According to Prabhudas Lilladher “The company is also focusing on diversifying into non-defense verticals like EV, Metro, Electronic Warfare, Healthcare, Homeland Security etc. Given the healthy order book position and order pipeline, the management has achieved a growth of ~15 Had guided for revenue growth. Order flow of ~200 billion with EBITDA margin in the range of 20-22% for FY23. Exports in FY23 were ~US$70mn versus US$33mn in FY22 (FY22 due to geographic stress) observed some delay in dispatch) and the capex should be ~Rs5-6bn.

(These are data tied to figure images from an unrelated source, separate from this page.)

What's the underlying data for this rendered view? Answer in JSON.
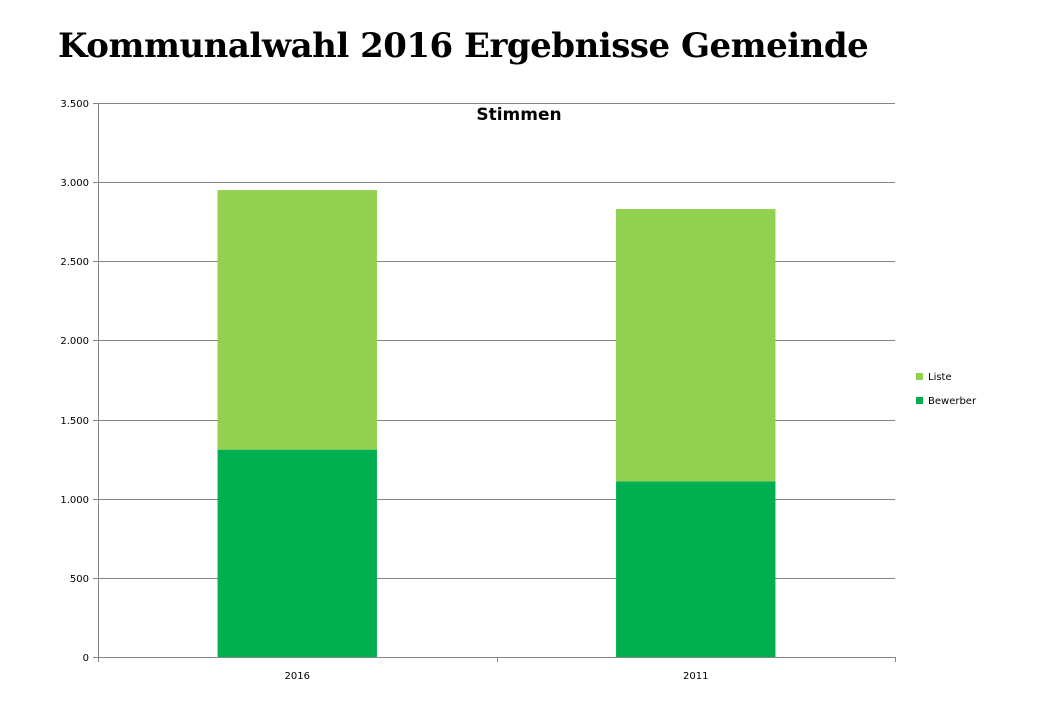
{
  "page": {
    "title": "Kommunalwahl 2016 Ergebnisse Gemeinde"
  },
  "chart_data": {
    "type": "bar",
    "stacked": true,
    "title": "Stimmen",
    "categories": [
      "2016",
      "2011"
    ],
    "series": [
      {
        "name": "Bewerber",
        "color": "#00b050",
        "values": [
          1310,
          1110
        ]
      },
      {
        "name": "Liste",
        "color": "#92d050",
        "values": [
          1640,
          1720
        ]
      }
    ],
    "ylim": [
      0,
      3500
    ],
    "yticks": [
      0,
      500,
      1000,
      1500,
      2000,
      2500,
      3000,
      3500
    ],
    "ytick_labels": [
      "0",
      "500",
      "1.000",
      "1.500",
      "2.000",
      "2.500",
      "3.000",
      "3.500"
    ],
    "xlabel": "",
    "ylabel": "",
    "grid": true,
    "legend": {
      "position": "right",
      "order": [
        "Liste",
        "Bewerber"
      ]
    }
  }
}
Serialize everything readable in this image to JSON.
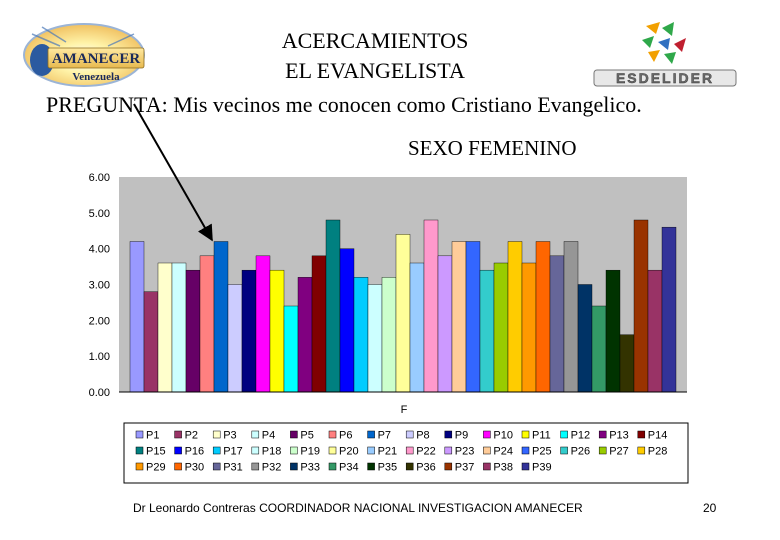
{
  "header": {
    "logo_left_text_1": "AMANECER",
    "logo_left_text_2": "Venezuela",
    "title_line_1": "ACERCAMIENTOS",
    "title_line_2": "EL EVANGELISTA",
    "logo_right_text": "ESDELIDER",
    "question": "PREGUNTA: Mis vecinos me conocen como Cristiano Evangelico.",
    "subtitle": "SEXO FEMENINO"
  },
  "footer": {
    "credit": "Dr Leonardo Contreras COORDINADOR NACIONAL INVESTIGACION AMANECER",
    "page_number": "20"
  },
  "chart_data": {
    "type": "bar",
    "title": "",
    "categories": [
      "F"
    ],
    "xlabel": "",
    "ylabel": "",
    "ylim": [
      0,
      6
    ],
    "y_ticks": [
      "0.00",
      "1.00",
      "2.00",
      "3.00",
      "4.00",
      "5.00",
      "6.00"
    ],
    "grid": false,
    "legend_position": "bottom",
    "series": [
      {
        "name": "P1",
        "values": [
          4.2
        ],
        "color": "#9999FF"
      },
      {
        "name": "P2",
        "values": [
          2.8
        ],
        "color": "#993366"
      },
      {
        "name": "P3",
        "values": [
          3.6
        ],
        "color": "#FFFFCC"
      },
      {
        "name": "P4",
        "values": [
          3.6
        ],
        "color": "#CCFFFF"
      },
      {
        "name": "P5",
        "values": [
          3.4
        ],
        "color": "#660066"
      },
      {
        "name": "P6",
        "values": [
          3.8
        ],
        "color": "#FF8080"
      },
      {
        "name": "P7",
        "values": [
          4.2
        ],
        "color": "#0066CC"
      },
      {
        "name": "P8",
        "values": [
          3.0
        ],
        "color": "#CCCCFF"
      },
      {
        "name": "P9",
        "values": [
          3.4
        ],
        "color": "#000080"
      },
      {
        "name": "P10",
        "values": [
          3.8
        ],
        "color": "#FF00FF"
      },
      {
        "name": "P11",
        "values": [
          3.4
        ],
        "color": "#FFFF00"
      },
      {
        "name": "P12",
        "values": [
          2.4
        ],
        "color": "#00FFFF"
      },
      {
        "name": "P13",
        "values": [
          3.2
        ],
        "color": "#800080"
      },
      {
        "name": "P14",
        "values": [
          3.8
        ],
        "color": "#800000"
      },
      {
        "name": "P15",
        "values": [
          4.8
        ],
        "color": "#008080"
      },
      {
        "name": "P16",
        "values": [
          4.0
        ],
        "color": "#0000FF"
      },
      {
        "name": "P17",
        "values": [
          3.2
        ],
        "color": "#00CCFF"
      },
      {
        "name": "P18",
        "values": [
          3.0
        ],
        "color": "#CCFFFF"
      },
      {
        "name": "P19",
        "values": [
          3.2
        ],
        "color": "#CCFFCC"
      },
      {
        "name": "P20",
        "values": [
          4.4
        ],
        "color": "#FFFF99"
      },
      {
        "name": "P21",
        "values": [
          3.6
        ],
        "color": "#99CCFF"
      },
      {
        "name": "P22",
        "values": [
          4.8
        ],
        "color": "#FF99CC"
      },
      {
        "name": "P23",
        "values": [
          3.8
        ],
        "color": "#CC99FF"
      },
      {
        "name": "P24",
        "values": [
          4.2
        ],
        "color": "#FFCC99"
      },
      {
        "name": "P25",
        "values": [
          4.2
        ],
        "color": "#3366FF"
      },
      {
        "name": "P26",
        "values": [
          3.4
        ],
        "color": "#33CCCC"
      },
      {
        "name": "P27",
        "values": [
          3.6
        ],
        "color": "#99CC00"
      },
      {
        "name": "P28",
        "values": [
          4.2
        ],
        "color": "#FFCC00"
      },
      {
        "name": "P29",
        "values": [
          3.6
        ],
        "color": "#FF9900"
      },
      {
        "name": "P30",
        "values": [
          4.2
        ],
        "color": "#FF6600"
      },
      {
        "name": "P31",
        "values": [
          3.8
        ],
        "color": "#666699"
      },
      {
        "name": "P32",
        "values": [
          4.2
        ],
        "color": "#969696"
      },
      {
        "name": "P33",
        "values": [
          3.0
        ],
        "color": "#003366"
      },
      {
        "name": "P34",
        "values": [
          2.4
        ],
        "color": "#339966"
      },
      {
        "name": "P35",
        "values": [
          3.4
        ],
        "color": "#003300"
      },
      {
        "name": "P36",
        "values": [
          1.6
        ],
        "color": "#333300"
      },
      {
        "name": "P37",
        "values": [
          4.8
        ],
        "color": "#993300"
      },
      {
        "name": "P38",
        "values": [
          3.4
        ],
        "color": "#993366"
      },
      {
        "name": "P39",
        "values": [
          4.6
        ],
        "color": "#333399"
      }
    ]
  }
}
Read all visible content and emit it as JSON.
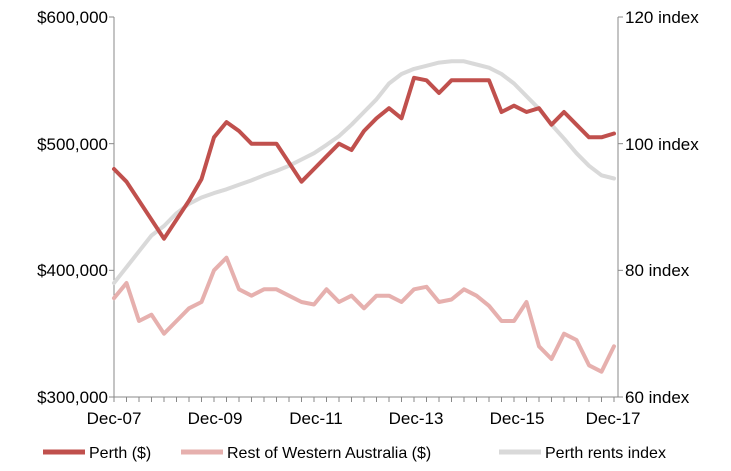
{
  "chart_data": {
    "type": "line",
    "title": "",
    "x_tick_labels": [
      "Dec-07",
      "Dec-09",
      "Dec-11",
      "Dec-13",
      "Dec-15",
      "Dec-17"
    ],
    "y_left": {
      "ticks": [
        "$300,000",
        "$400,000",
        "$500,000",
        "$600,000"
      ],
      "ylim": [
        300000,
        600000
      ]
    },
    "y_right": {
      "ticks": [
        "60 index",
        "80 index",
        "100 index",
        "120 index"
      ],
      "ylim": [
        60,
        120
      ]
    },
    "grid": false,
    "legend_position": "bottom",
    "series": [
      {
        "name": "Perth ($)",
        "axis": "left",
        "color": "#c0504d",
        "values": [
          480000,
          470000,
          455000,
          440000,
          425000,
          440000,
          455000,
          472000,
          505000,
          517000,
          510000,
          500000,
          500000,
          500000,
          485000,
          470000,
          480000,
          490000,
          500000,
          495000,
          510000,
          520000,
          528000,
          520000,
          552000,
          550000,
          540000,
          550000,
          550000,
          550000,
          550000,
          525000,
          530000,
          525000,
          528000,
          515000,
          525000,
          515000,
          505000,
          505000,
          508000
        ]
      },
      {
        "name": "Rest of Western Australia ($)",
        "axis": "left",
        "color": "#e6b0ae",
        "values": [
          378000,
          390000,
          360000,
          365000,
          350000,
          360000,
          370000,
          375000,
          400000,
          410000,
          385000,
          380000,
          385000,
          385000,
          380000,
          375000,
          373000,
          385000,
          375000,
          380000,
          370000,
          380000,
          380000,
          375000,
          385000,
          387000,
          375000,
          377000,
          385000,
          380000,
          372000,
          360000,
          360000,
          375000,
          340000,
          330000,
          350000,
          345000,
          325000,
          320000,
          340000
        ]
      },
      {
        "name": "Perth rents index",
        "axis": "right",
        "color": "#d9d9d9",
        "values": [
          78,
          80.5,
          83,
          85.5,
          87,
          89,
          90.5,
          91.5,
          92.2,
          92.8,
          93.5,
          94.2,
          95,
          95.7,
          96.5,
          97.5,
          98.5,
          99.8,
          101.2,
          103,
          105,
          107,
          109.5,
          111,
          111.8,
          112.3,
          112.8,
          113,
          113,
          112.5,
          112,
          111,
          109.5,
          107.5,
          105.5,
          103,
          100.8,
          98.5,
          96.5,
          95,
          94.5
        ]
      }
    ]
  }
}
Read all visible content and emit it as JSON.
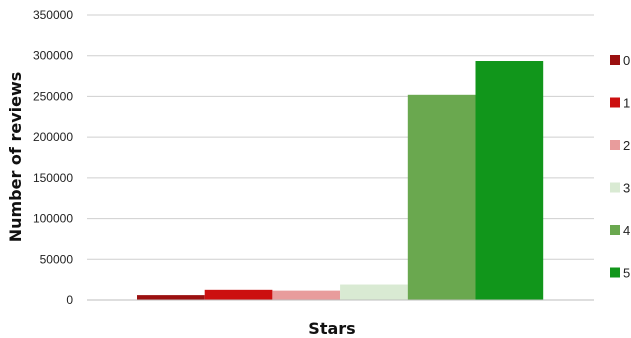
{
  "chart_data": {
    "type": "bar",
    "title": "",
    "xlabel": "Stars",
    "ylabel": "Number of reviews",
    "ylim": [
      0,
      350000
    ],
    "yticks": [
      0,
      50000,
      100000,
      150000,
      200000,
      250000,
      300000,
      350000
    ],
    "ytick_labels": [
      "0",
      "50000",
      "100000",
      "150000",
      "200000",
      "250000",
      "300000",
      "350000"
    ],
    "grid": true,
    "legend_position": "right",
    "series": [
      {
        "name": "0",
        "value": 6000,
        "color": "#9b1010"
      },
      {
        "name": "1",
        "value": 12500,
        "color": "#cc0f0f"
      },
      {
        "name": "2",
        "value": 11500,
        "color": "#e89c9c"
      },
      {
        "name": "3",
        "value": 19000,
        "color": "#d9ead3"
      },
      {
        "name": "4",
        "value": 252000,
        "color": "#6aa84f"
      },
      {
        "name": "5",
        "value": 293500,
        "color": "#11961b"
      }
    ]
  }
}
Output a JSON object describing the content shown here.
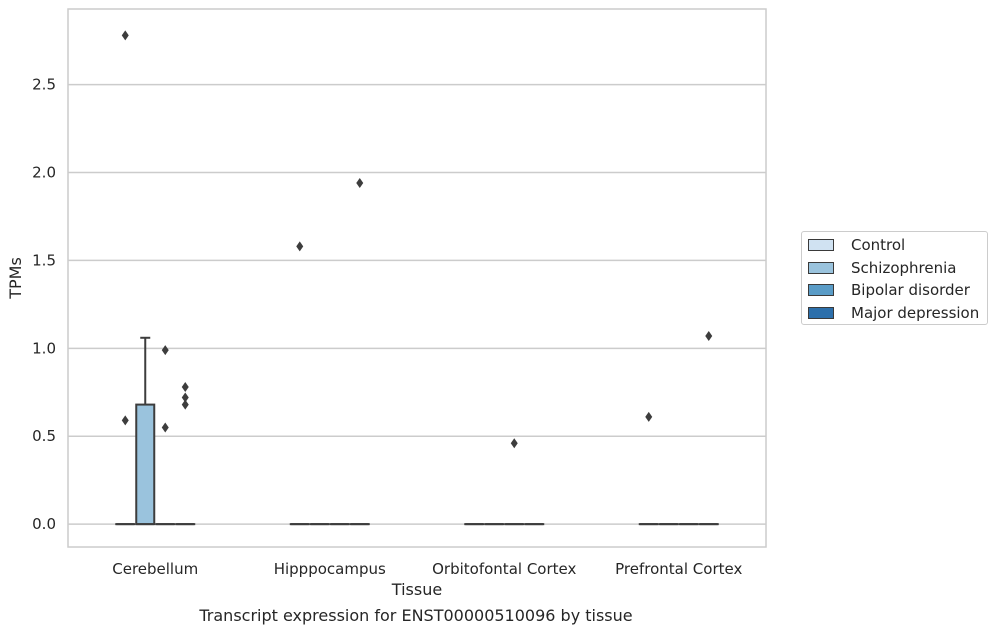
{
  "chart_data": {
    "type": "box",
    "xlabel": "Tissue",
    "ylabel": "TPMs",
    "caption": "Transcript expression for ENST00000510096 by tissue",
    "categories": [
      "Cerebellum",
      "Hipppocampus",
      "Orbitofontal Cortex",
      "Prefrontal Cortex"
    ],
    "ylim": [
      -0.13,
      2.93
    ],
    "yticks": [
      0.0,
      0.5,
      1.0,
      1.5,
      2.0,
      2.5
    ],
    "grid": true,
    "legend_position": "center-right",
    "series": [
      {
        "name": "Control",
        "color": "#d0e2f2",
        "boxes": [
          {
            "q1": 0,
            "median": 0,
            "q3": 0,
            "whisker_low": 0,
            "whisker_high": 0,
            "outliers": [
              0.59,
              2.78
            ]
          },
          {
            "q1": 0,
            "median": 0,
            "q3": 0,
            "whisker_low": 0,
            "whisker_high": 0,
            "outliers": [
              1.58
            ]
          },
          {
            "q1": 0,
            "median": 0,
            "q3": 0,
            "whisker_low": 0,
            "whisker_high": 0,
            "outliers": []
          },
          {
            "q1": 0,
            "median": 0,
            "q3": 0,
            "whisker_low": 0,
            "whisker_high": 0,
            "outliers": [
              0.61
            ]
          }
        ]
      },
      {
        "name": "Schizophrenia",
        "color": "#9ac3dd",
        "boxes": [
          {
            "q1": 0,
            "median": 0,
            "q3": 0.68,
            "whisker_low": 0,
            "whisker_high": 1.06,
            "outliers": []
          },
          {
            "q1": 0,
            "median": 0,
            "q3": 0,
            "whisker_low": 0,
            "whisker_high": 0,
            "outliers": []
          },
          {
            "q1": 0,
            "median": 0,
            "q3": 0,
            "whisker_low": 0,
            "whisker_high": 0,
            "outliers": []
          },
          {
            "q1": 0,
            "median": 0,
            "q3": 0,
            "whisker_low": 0,
            "whisker_high": 0,
            "outliers": []
          }
        ]
      },
      {
        "name": "Bipolar disorder",
        "color": "#5a9cc7",
        "boxes": [
          {
            "q1": 0,
            "median": 0,
            "q3": 0,
            "whisker_low": 0,
            "whisker_high": 0,
            "outliers": [
              0.55,
              0.99
            ]
          },
          {
            "q1": 0,
            "median": 0,
            "q3": 0,
            "whisker_low": 0,
            "whisker_high": 0,
            "outliers": []
          },
          {
            "q1": 0,
            "median": 0,
            "q3": 0,
            "whisker_low": 0,
            "whisker_high": 0,
            "outliers": [
              0.46
            ]
          },
          {
            "q1": 0,
            "median": 0,
            "q3": 0,
            "whisker_low": 0,
            "whisker_high": 0,
            "outliers": []
          }
        ]
      },
      {
        "name": "Major depression",
        "color": "#2c6fab",
        "boxes": [
          {
            "q1": 0,
            "median": 0,
            "q3": 0,
            "whisker_low": 0,
            "whisker_high": 0,
            "outliers": [
              0.68,
              0.72,
              0.78
            ]
          },
          {
            "q1": 0,
            "median": 0,
            "q3": 0,
            "whisker_low": 0,
            "whisker_high": 0,
            "outliers": [
              1.94
            ]
          },
          {
            "q1": 0,
            "median": 0,
            "q3": 0,
            "whisker_low": 0,
            "whisker_high": 0,
            "outliers": []
          },
          {
            "q1": 0,
            "median": 0,
            "q3": 0,
            "whisker_low": 0,
            "whisker_high": 0,
            "outliers": [
              1.07
            ]
          }
        ]
      }
    ]
  }
}
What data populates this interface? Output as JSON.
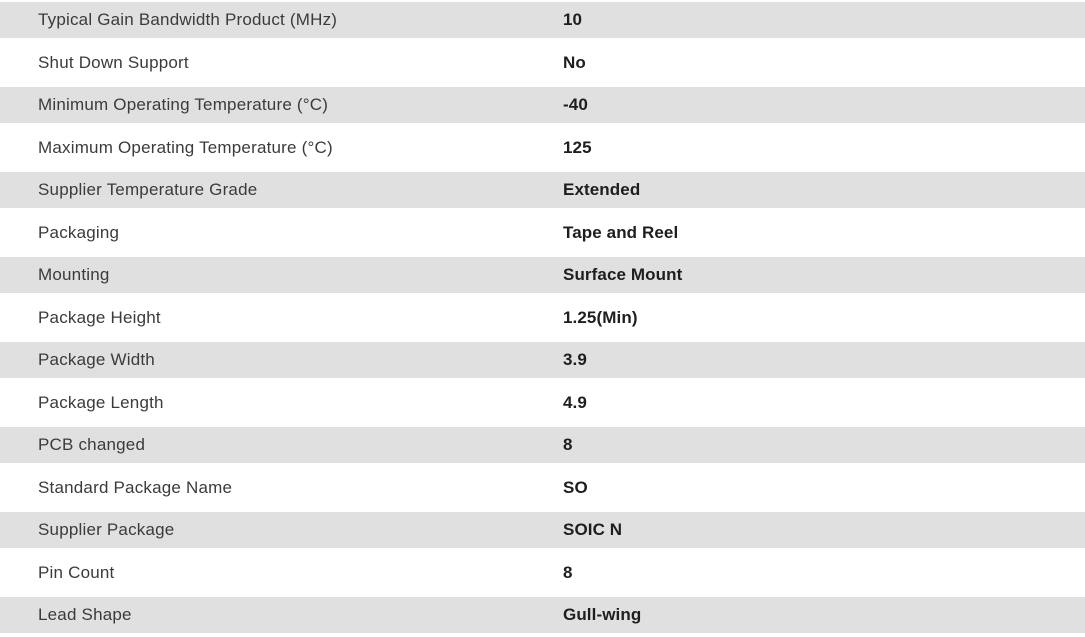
{
  "table": {
    "rows": [
      {
        "label": "Typical Gain Bandwidth Product (MHz)",
        "value": "10"
      },
      {
        "label": "Shut Down Support",
        "value": "No"
      },
      {
        "label": "Minimum Operating Temperature (°C)",
        "value": "-40"
      },
      {
        "label": "Maximum Operating Temperature (°C)",
        "value": "125"
      },
      {
        "label": "Supplier Temperature Grade",
        "value": "Extended"
      },
      {
        "label": "Packaging",
        "value": "Tape and Reel"
      },
      {
        "label": "Mounting",
        "value": "Surface Mount"
      },
      {
        "label": "Package Height",
        "value": "1.25(Min)"
      },
      {
        "label": "Package Width",
        "value": "3.9"
      },
      {
        "label": "Package Length",
        "value": "4.9"
      },
      {
        "label": "PCB changed",
        "value": "8"
      },
      {
        "label": "Standard Package Name",
        "value": "SO"
      },
      {
        "label": "Supplier Package",
        "value": "SOIC N"
      },
      {
        "label": "Pin Count",
        "value": "8"
      },
      {
        "label": "Lead Shape",
        "value": "Gull-wing"
      }
    ],
    "colors": {
      "row_alt_bg": "#e0e0e0",
      "row_bg": "#ffffff",
      "label_color": "#3b3b3b",
      "value_color": "#1e1e1e"
    }
  }
}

Taking into account BEL’s Q1FY23 performance, the brokerage has stated that “Standalone revenue grew by ~90% YoY to ~31.1bn (PLe ~Rs20.9bn) on a lower basis and healthy order book execution. EBITDA Q1FY22 (PLe ~Rs2.3bn) at Rs5.1bn vs Rs629mn and EBITDA margin came in at 16.5% in Q1FY23 vs 3.8% in Q1FY22 (Low Base), on account of better operating leverage, healthy operating performance and higher other income (~ PAT came in at Rs.4.3bn (PLe~1.2bn) led by 258% YoY. The order book stands at Rs.553.3 billion (3.3x TTM revenue), providing revenue visibility for the next few years. Strong tender pipeline Given that, the management had guided for an order inflow of ~R200bn in FY23.”
“We remain positive on the long-term growth story given BEL’s strong order backlog, tender pipeline, diversification into new business verticals like EV Battery, Medical Equipment, Metro, focus on export market, Government’s focus on product indigenization etc. . We expect revenue and PAT CAGR of 17.5%/18.7% between FY22-24E. The stock is currently trading at 21.3x/18.1x FY23/24E. Maintain ‘Buy’ rating on the stock with revised TP of Rs 285 (earlier Rs 265), evaluate it at PE of 21x FY24E (19.5x earlier), revised upwards due to healthy performance during the quarter,” said Prabhudas Lilladher research analysts claimed.
The views and recommendations given above are those of individual analysts or broking companies and not of Mint.